けれども、学校などでのドイツ語学習は、文法中心の知的教育であるがゆえに、一定のパターンを私たちに押しつけがちでした。ドイツ語を理解したことを証明するために、名詞は名詞に、動詞は動詞にといったように、原文の文法的な構造をなるべく忠実に反映する訳をするようにしつけられてきました。学習の過程において、これは避けがたいことでした。問題はその次にあります。今しも、あなたはドイツ語を翻訳する人になろうとしています。自分自身の理解のためだけでなく、他人のために訳してあげる人になろうとしています。あなたは今、独文和訳と呼ばれるパターン認識の手続きが、そのまま翻訳として適用するものであるかどうか、考えてみなくてはなりません。

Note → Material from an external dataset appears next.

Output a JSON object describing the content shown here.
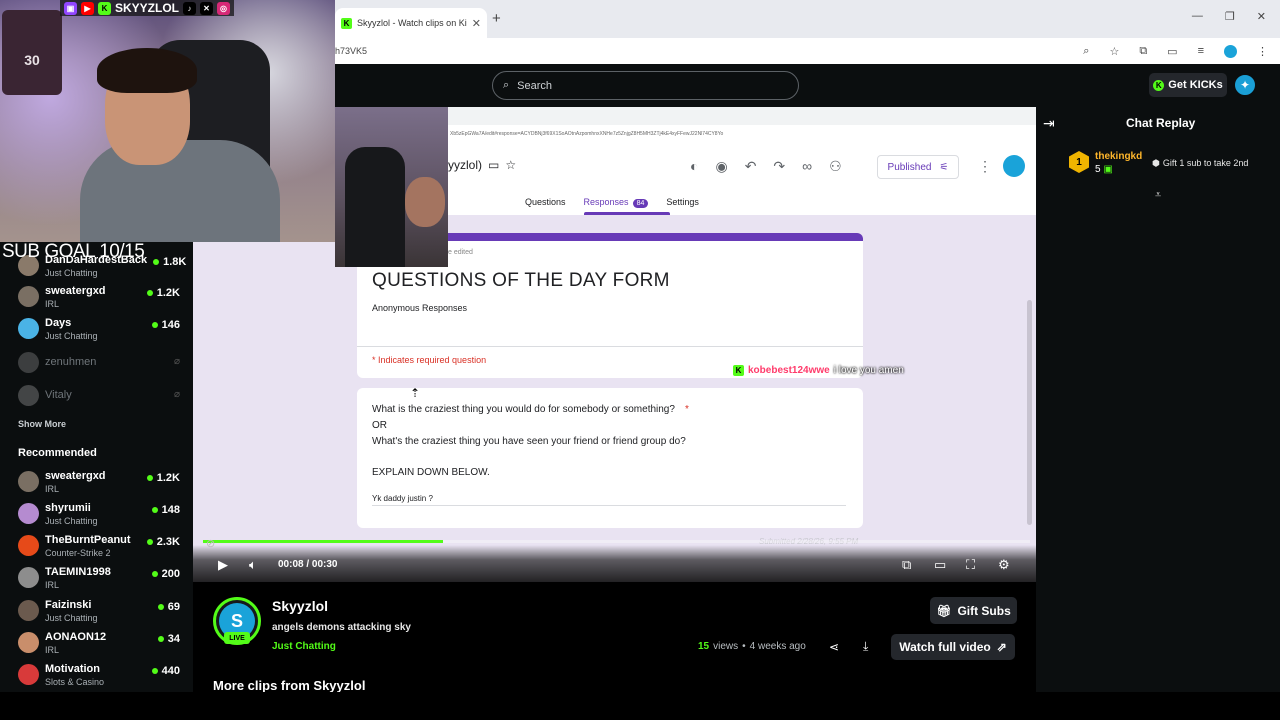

いったい、独文和訳は翻訳そのものであるのでしょうか。

Ach, ich habe furchtbares Zahnweh!

学校での独文和訳の問題にこのような文章があるとしましょう。[ああ、私はおそろしい歯痛をもつ!] と訳せばすみます。しかし、たとえば子供が親にいう言葉だとしたらどうでしょうか。こんな日本語で歯の痛みをうったえる子供があなたのまわりにいるでしょうか。翻訳者はこの言葉が発せられた状況をわきまえて、せめて [歯がすごく痛いよう!] ぐらいに訳すことができてほしいものです。つまり、独文和訳とは前後関係ぬきで、文法の約束事を最優先する日本語訳の作業であるのに対して、翻訳とは、状況にふさわしい日本語文を創作することなのです。

翻訳とは、なるべく日本語として自然なものと思われる文章で、状況にふさわしい内容を表現しようとする態度から生まれます。したがって、独文和訳のレベルにとどまっているかぎり、あなたは翻訳の領域にはいることができません。以上のことを念頭におきながら、翻訳実践の基礎勉強にとりくんでみましょう。